Littérature étrangère : Un bref instant de splendeur – Ocean Vuong

« Tu es une mère, Maman. Tu es également un monstre. Mais j’en suis un aussi – et c’est pourquoi je ne peux me détourner de toi.»
Un bref instant de splendeur est une lettre d’un fils à sa mère. Une lettre qui retrace ses souvenirs comme on écrit des poèmes, des morceaux de nous qui nous construisent et nous détruisent simultanément. Ces souvenirs sont des douleurs mais aussi des bonheurs. Ce sont des moments vécues ou des histoires entendues.
Cette lettre, c’est l’histoire de Lam, sa grand-mère, née et ayant grandi au Vietnam, s’étant nommée elle-même ainsi, car sa mère, elle, l’avait appelé sept, comme son rang dans sa fratrie.

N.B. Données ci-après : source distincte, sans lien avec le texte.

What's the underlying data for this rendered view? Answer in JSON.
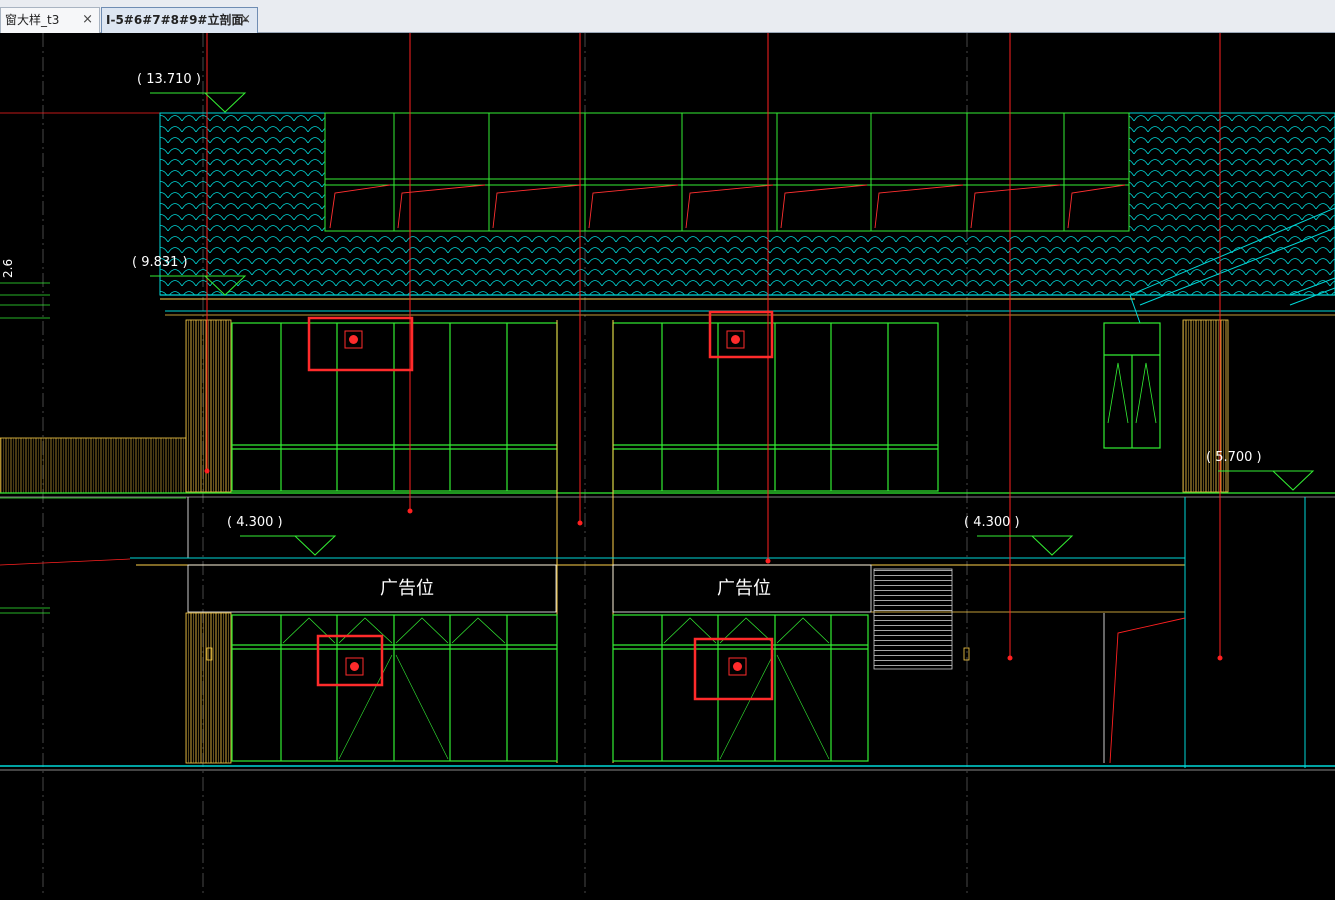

Lam, sa grand-mère donc, qui fuira un mariage forcé et devra se prostituer pour sauver sa fille avant de rencontrer son mari, Paul, un soldat américain qui deviendra le grand-père de l’auteur, bien qu’il ne le soit pas par le sang. Cette grand-mère qui a fui le Vietnam et qui reste marquée par les bombes de son enfance, bombes littérales mais aussi celles, invisibles.
Cette lettre, c’est aussi Hong, sa mère, analphabète et qui ne pourra probablement jamais lire ces mots. Ce sont des morceaux de sa vie, tout autant que la sienne. A travers ces souvenirs, on peut voir cette mère d’un père américain et d’une mère vietnamienne, jamais chez elle au Vietnam et jamais chez elle aux États-Unis.
A travers le regard de cet enfant, nous avons devant nous l’histoire de cette famille qui en représente tant d’autres. Ces êtres emmêlés qui vivent par et pour les autres. Cette mère qui pouvait frapper son fils de colère et qui pourtant du jour au lendemain, alors qu’il a dit stop, ne le frappera plus jamais ou encore, son travail au salon de pédicure et les odeurs des produits chimiques. Un souvenir de sa tante Mai viendra poser un voile sur le personnage de cette mère, celui où de colère, elle se rend à l’adresse de sa sœur pour la récupérer face à son mari qui la bat, mais alors armée de sa machette, on apprend que sa sœur qu’elle était venu sauvée n’habite plus ici depuis des mois. Le début de la déchéance ?
Et puis arrive son adolescence, son premier boulot, où mentant à sa mère, il se rend dans les champs de tabac. Il y rencontrera Trevor, celui qui lui fera découvrir que le travail n’est alors pas forcément la chose la plus brutale, mais que le désir peut le devenir. Il apprend à vivre avec et pour lui et passé les premières émulations, la compréhension de son être. Il dira lui-même « Être ou ne pas être. Telle est la question. Une question, oui, mais pas un choix. ». Survient la révélation à sa mère, qui précède celle de cette dernière, il avait un frère. Cette adolescence qui sera marquée par les journées dans les champs, sur leur vélo et le père alcoolique de Trevor qui dit savoir et entendre ce qui se passe.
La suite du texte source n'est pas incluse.